A global sweep of westerlies, which has triggered severe flooding across central Europe, fused with the south-west monsoon over north India, causing the deadliest rains in decades, a top Met official has said. Meteorologists investigating the factors behind the devastation said although such extreme weather events were not uncommon in the Himalayan states, such as Uttarakhand, the monsoon could
not have, on its own, resulted in heavy rainfall.
Driven by westerlies, western disturbances, or extra-tropical storms originating over the Mediterranean, swept into the north Indian hilly states around mid-June, where a monsoon-related low-pressure system had already moved in from Bay of Bengal, meteorologists said.
The convergence over Uttarakhand caused severe rainfall, as swollen rivers barreled down gorges and valleys, burying hotels, houses and people.
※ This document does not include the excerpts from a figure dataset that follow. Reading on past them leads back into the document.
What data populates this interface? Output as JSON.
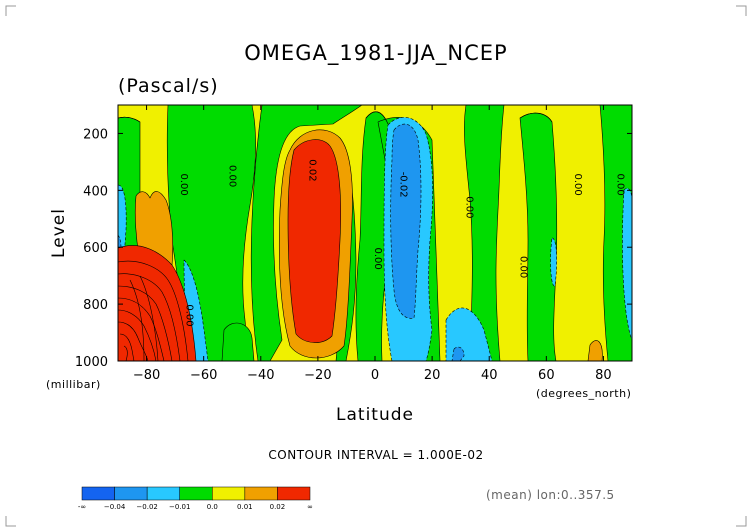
{
  "chart_data": {
    "type": "heatmap",
    "title": "OMEGA_1981-JJA_NCEP",
    "subtitle": "(Pascal/s)",
    "xlabel": "Latitude",
    "ylabel": "Level",
    "x_units": "(degrees_north)",
    "y_units": "(millibar)",
    "xlim": [
      -90,
      90
    ],
    "ylim": [
      1000,
      100
    ],
    "x_ticks": [
      -80,
      -60,
      -40,
      -20,
      0,
      20,
      40,
      60,
      80
    ],
    "x_tick_labels": [
      "−80",
      "−60",
      "−40",
      "−20",
      "0",
      "20",
      "40",
      "60",
      "80"
    ],
    "y_ticks": [
      200,
      400,
      600,
      800,
      1000
    ],
    "y_tick_labels": [
      "200",
      "400",
      "600",
      "800",
      "1000"
    ],
    "contour_interval_text": "CONTOUR INTERVAL = 1.000E-02",
    "footer_note": "(mean) lon:0..357.5",
    "contour_labels": [
      {
        "text": "0.00",
        "x": -68,
        "y": 380
      },
      {
        "text": "0.00",
        "x": -51,
        "y": 350
      },
      {
        "text": "0.02",
        "x": -23,
        "y": 330
      },
      {
        "text": "0.00",
        "x": 0,
        "y": 640
      },
      {
        "text": "-0.02",
        "x": 9,
        "y": 380
      },
      {
        "text": "0.00",
        "x": 32,
        "y": 460
      },
      {
        "text": "0.00",
        "x": 51,
        "y": 670
      },
      {
        "text": "0.00",
        "x": 70,
        "y": 380
      },
      {
        "text": "0.00",
        "x": 85,
        "y": 380
      },
      {
        "text": "0.00",
        "x": -66,
        "y": 840
      }
    ],
    "colorbar": {
      "levels": [
        "-∞",
        "−0.04",
        "−0.02",
        "−0.01",
        "0.0",
        "0.01",
        "0.02",
        "∞"
      ],
      "colors": [
        "#1464f0",
        "#1e96f0",
        "#28c8ff",
        "#00dc00",
        "#f0f000",
        "#f0a000",
        "#f02800"
      ]
    },
    "colors": {
      "strong_down": "#f02800",
      "moderate_down": "#f0a000",
      "weak_down": "#f0f000",
      "neutral": "#00dc00",
      "weak_up": "#28c8ff",
      "moderate_up": "#1e96f0",
      "strong_up": "#1464f0"
    }
  }
}
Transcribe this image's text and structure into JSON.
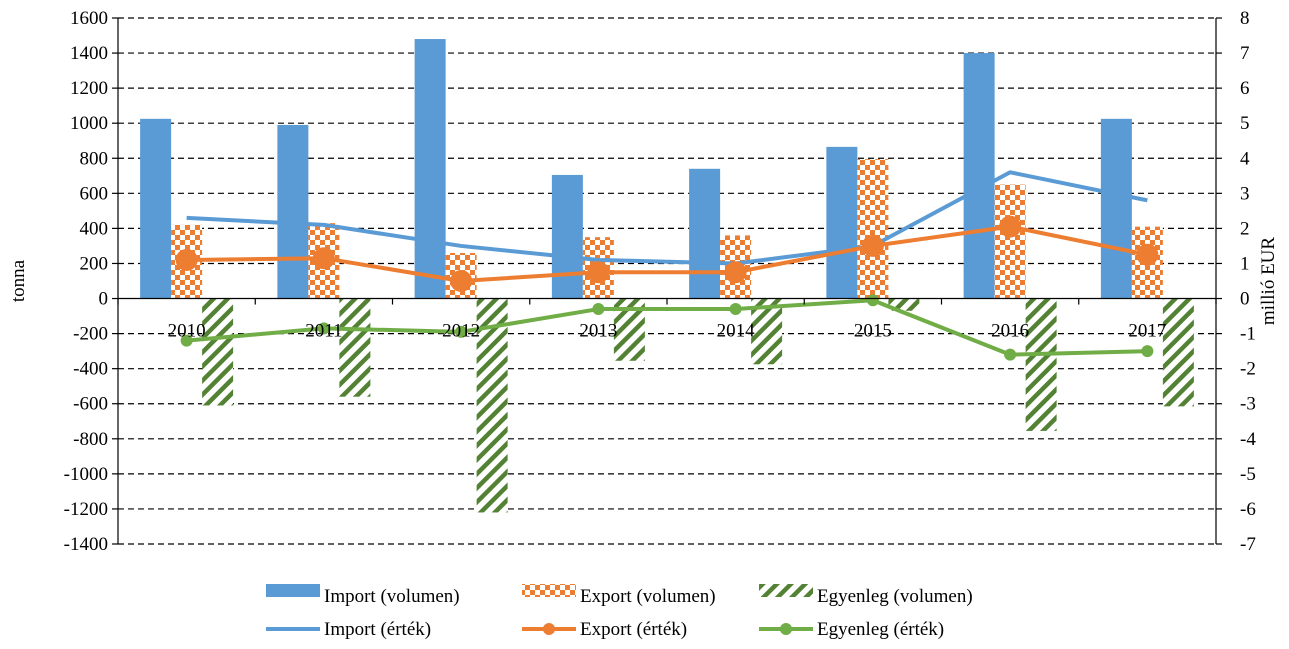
{
  "chart_data": {
    "type": "bar",
    "categories": [
      "2010",
      "2011",
      "2012",
      "2013",
      "2014",
      "2015",
      "2016",
      "2017"
    ],
    "bar_series": [
      {
        "name": "Import (volumen)",
        "values": [
          1025,
          990,
          1480,
          705,
          740,
          865,
          1400,
          1025
        ],
        "color": "#5b9bd5",
        "pattern": "solid"
      },
      {
        "name": "Export (volumen)",
        "values": [
          420,
          430,
          260,
          350,
          360,
          795,
          650,
          410
        ],
        "color": "#ed7d31",
        "pattern": "checker"
      },
      {
        "name": "Egyenleg (volumen)",
        "values": [
          -610,
          -560,
          -1220,
          -355,
          -375,
          -70,
          -755,
          -615
        ],
        "color": "#548235",
        "pattern": "diagonal"
      }
    ],
    "line_series": [
      {
        "name": "Import (érték)",
        "values": [
          2.3,
          2.1,
          1.5,
          1.1,
          1.0,
          1.5,
          3.6,
          2.8
        ],
        "color": "#5b9bd5",
        "markers": false
      },
      {
        "name": "Export (érték)",
        "values": [
          1.1,
          1.15,
          0.5,
          0.75,
          0.75,
          1.5,
          2.05,
          1.25
        ],
        "color": "#ed7d31",
        "markers": true
      },
      {
        "name": "Egyenleg (érték)",
        "values": [
          -1.2,
          -0.85,
          -0.95,
          -0.3,
          -0.3,
          -0.05,
          -1.6,
          -1.5
        ],
        "color": "#70ad47",
        "markers": true
      }
    ],
    "ylabel": "tonna",
    "y2label": "millió EUR",
    "ylim": [
      -1400,
      1600
    ],
    "y2lim": [
      -7,
      8
    ],
    "yticks": [
      "1600",
      "1400",
      "1200",
      "1000",
      "800",
      "600",
      "400",
      "200",
      "0",
      "-200",
      "-400",
      "-600",
      "-800",
      "-1000",
      "-1200",
      "-1400"
    ],
    "y2ticks": [
      "8",
      "7",
      "6",
      "5",
      "4",
      "3",
      "2",
      "1",
      "0",
      "-1",
      "-2",
      "-3",
      "-4",
      "-5",
      "-6",
      "-7"
    ],
    "grid": "horizontal-dashed",
    "legend_position": "bottom"
  }
}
“When westerlies encounter the monsoon, they don’t leave each other easily,” said S Damodar Pai, the Meteriological department’s chief long-range forecaster.
The monsoon is relatively weaker in the Himalayan region, which is located near the “periphery” or the northern limit of the monsoon that brings up to 80% of India’s annual rainfall.
The westerlies virtually locked on to the monsoon system, Pai said, the two systems feeding moisture into each other and giving rise to intense interaction.
While monsoon currents progress from south to northwest, western disturbances move across north India from west to east, driving up pressure.
In fact, in some Himalayan areas, the monsoon is activated by western disturbances.
This summer, the westerlies have left a trail of deadly flooding in central European nations, such as Germany, Austria and the Czech Republic. Some of these westerlies intruded into India from Afghanistan, said R Krishnan, a senior meteorologist with Indian Institute of Tropical Meteorology.